Blackwell Thomas, Alvi Suffia, Curran Nicholas R, Germanwala Arpita
Otolaryngology Section, Department of Surgery, Jesse Brown VA Medical Center, Chicago, Illinois, USA.
Department of Otolaryngology, University of Illinois at Chicago College of Medicine, Chicago, Illinois, USA.
Laryngoscope. 2024 Aug;134(8):3555-3561. doi: 10.1002/lary.31397. Epub 2024 Mar 19.
There is a lack of a definitive study in the literature comparing early versus late tracheostomy and exploring the impact of tracheostomy timing on patient outcomes. This study may help guide treatment paradigms and contribute to a consensus for optimal tracheostomy timing.
A retrospective review was performed comparing early versus late timing of tracheostomy placement and their respective outcomes. The authors used data provided by VA Informatics and Computing Infrastructure (VINCI) to find patients who received a tracheostomy at any VA Medical Center in the United States. There were a total of 25,334 tracheostomies in the database which satisfied our criteria. These occurred between the years 1999 and 2022. Propensity score matching assessed 17,074 tracheostomies, 8537 in either group. The median age of patients in the matched groups was 66 years, and approximately 97.4% of patients were male. Early tracheostomy timing was defined as the placement of the tracheostomy within 10 days of intubation. Outcomes included post-tracheostomy intensive care unit (ICU) days, post-tracheostomy hospital days, successful ventilator weaning, and all-cause mortality.

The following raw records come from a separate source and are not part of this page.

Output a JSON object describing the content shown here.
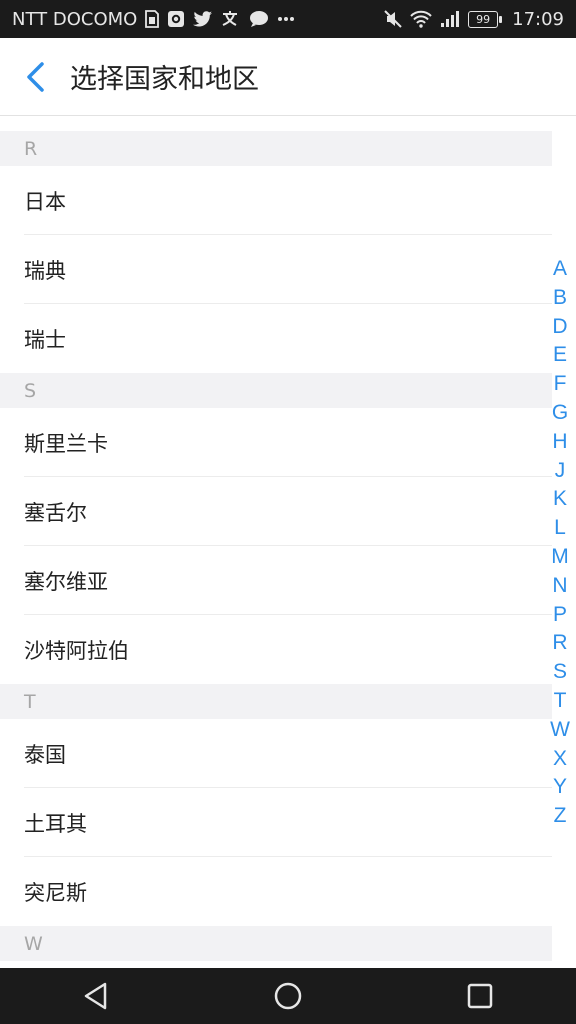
{
  "status_bar": {
    "carrier": "NTT DOCOMO",
    "battery": "99",
    "time": "17:09"
  },
  "header": {
    "title": "选择国家和地区"
  },
  "sections": [
    {
      "letter": "R",
      "items": [
        "日本",
        "瑞典",
        "瑞士"
      ]
    },
    {
      "letter": "S",
      "items": [
        "斯里兰卡",
        "塞舌尔",
        "塞尔维亚",
        "沙特阿拉伯"
      ]
    },
    {
      "letter": "T",
      "items": [
        "泰国",
        "土耳其",
        "突尼斯"
      ]
    },
    {
      "letter": "W",
      "items": []
    }
  ],
  "index_letters": [
    "A",
    "B",
    "D",
    "E",
    "F",
    "G",
    "H",
    "J",
    "K",
    "L",
    "M",
    "N",
    "P",
    "R",
    "S",
    "T",
    "W",
    "X",
    "Y",
    "Z"
  ],
  "colors": {
    "accent": "#2e8ee8",
    "section_bg": "#f2f2f4",
    "bar_bg": "#1b1b1b"
  }
}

Early tracheostomy was associated with significantly fewer ICU days and hospital days, and the early group experienced higher rates of successful ventilator weaning. Survival analysis of data within 5 years of tracheostomy showed that early tracheostomy was associated with significantly lower hazard for all-cause mortality.
Our results add to the body of evidence that an earlier transition to mechanical ventilation by tracheostomy confers benefits in patient morbidity and mortality as well as resource utilization.
3 Laryngoscope, 134:3555-3561, 2024.
文献中缺乏一项权威性研究来比较早期与晚期气管切开术,并探讨气管切开时机对患者预后的影响。本研究可能有助于指导治疗模式,并促成关于最佳气管切开时机的共识。
进行了一项回顾性研究,比较气管切开术的早期与晚期时机及其各自的预后。作者使用退伍军人事务部信息学和计算基础设施(VINCI)提供的数据,以找出在美国任何一家退伍军人事务部医疗中心接受气管切开术的患者。数据库中共有25334例气管切开术符合我们的标准。这些手术发生在1999年至2022年之间。倾向评分匹配评估了17074例气管切开术,每组8537例。匹配组患者的中位年龄为66岁,约97.4%的患者为男性。早期气管切开时机定义为在插管后10天内进行气管切开术。预后指标包括气管切开术后重症监护病房(ICU)住院天数、气管切开术后住院天数、成功脱机以及全因死亡率。
早期气管切开术与显著更少的ICU住院天数和住院天数相关,并且早期组成功脱机的比例更高。气管切开术后5年内的数据生存分析表明,早期气管切开术与全因死亡率的显著更低风险相关。
我们的结果进一步证明,通过气管切开术更早地过渡到机械通气在患者发病率、死亡率以及资源利用方面具有益处。
3 《喉镜》,134:3555 - 3561,2024年。